The Nuclear Missile and Bomb Market Is Set To Boom by $50 Billion This Decade

The Nuclear Missile and Bomb Market Is Set To Boom by $50 Billion This Decade

According to a joyful new analysis from Allied Market Research, the worldwide nuclear bombs and missiles market is poised to surge this decade, which is terrible news if you’re a living entity on planet Earth, but champagne-popping wonderful news if you’re part of the military-industrial complex. The COVID-19 epidemic depleted national military budgets and crippled heavy weapon manufacture, but the sector appears to be on the mend, due to rising geopolitical tensions and the danger of border clashes throughout the world.

According to the research, the worldwide nuclear bombs and missiles market was worth $72.64 billion in 2020, but is expected to expand to $126.34 billion by 2030, with a compound annual growth rate of 5.4 percent from 2021 to 2030. The worldwide market is dominated by North America and Russia, but Asia might be on the verge of a tremendous surge, with India, Pakistan, and China all wanting to expand their arsenals and exercise their geopolitical power.

According to the report, both Russia and the United States are planning to expand their nuclear arsenals.
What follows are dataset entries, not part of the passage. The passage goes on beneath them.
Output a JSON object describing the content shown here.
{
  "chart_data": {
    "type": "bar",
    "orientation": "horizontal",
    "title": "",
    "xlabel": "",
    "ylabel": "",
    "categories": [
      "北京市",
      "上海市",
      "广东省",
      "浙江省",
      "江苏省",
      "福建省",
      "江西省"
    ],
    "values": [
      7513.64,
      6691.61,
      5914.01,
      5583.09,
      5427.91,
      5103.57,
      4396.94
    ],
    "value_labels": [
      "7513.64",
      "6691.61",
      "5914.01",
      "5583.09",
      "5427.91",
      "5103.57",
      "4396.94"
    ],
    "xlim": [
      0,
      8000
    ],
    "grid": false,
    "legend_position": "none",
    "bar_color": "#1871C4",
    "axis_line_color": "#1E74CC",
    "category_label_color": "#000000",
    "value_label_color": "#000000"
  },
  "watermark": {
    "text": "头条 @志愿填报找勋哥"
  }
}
The United States and Russia each possessed 5,550 and 6,255 nuclear weapons in 2021, with those numbers predicted to climb to 6,380 and 6,734 in 2030. However, superpowers are unlikely to “go big” with their nuclear weapons. 

According to the paper, there would be a higher demand for smaller nuclear bombs that are faster and easier to deploy. This is most likely to involve “tactical nuclear weapons,” which are designed to be used alongside conventional forces on the battlefield, as opposed to “strategic nuclear weapons,” which are designed to destroy military bases, energy infrastructure, transportation links, and economic centers from afar. According to the analysis, active nuclear missiles and bombs made up more than two-thirds of the market in 2020, while the number of reserve and retired warheads is expected to rise by 2030.

This is owing to international treaties and consortiums prohibiting nuclear weapons, which, according to the research, have a history of stifling industry expansion. Some of the world’s major nuclear powers — the United States, Russia, the United Kingdom, China, and France — signed a joint declaration in early 2022 stating that “nuclear war cannot be won and must never be waged.”

“Because the deployment of nuclear weapons would have far-reaching implications, we likewise declare that nuclear weapons should be used for defense purposes, to deter aggression, and to prevent war for as long as they exist.” “We are certain that the proliferation of such weapons must be stopped,” the joint statement said. However, this comment was made before to one of the world’s most significant geopolitical upheavals, Russia’s invasion of Ukraine. Let’s hope for the best that fingers keep away from the red button.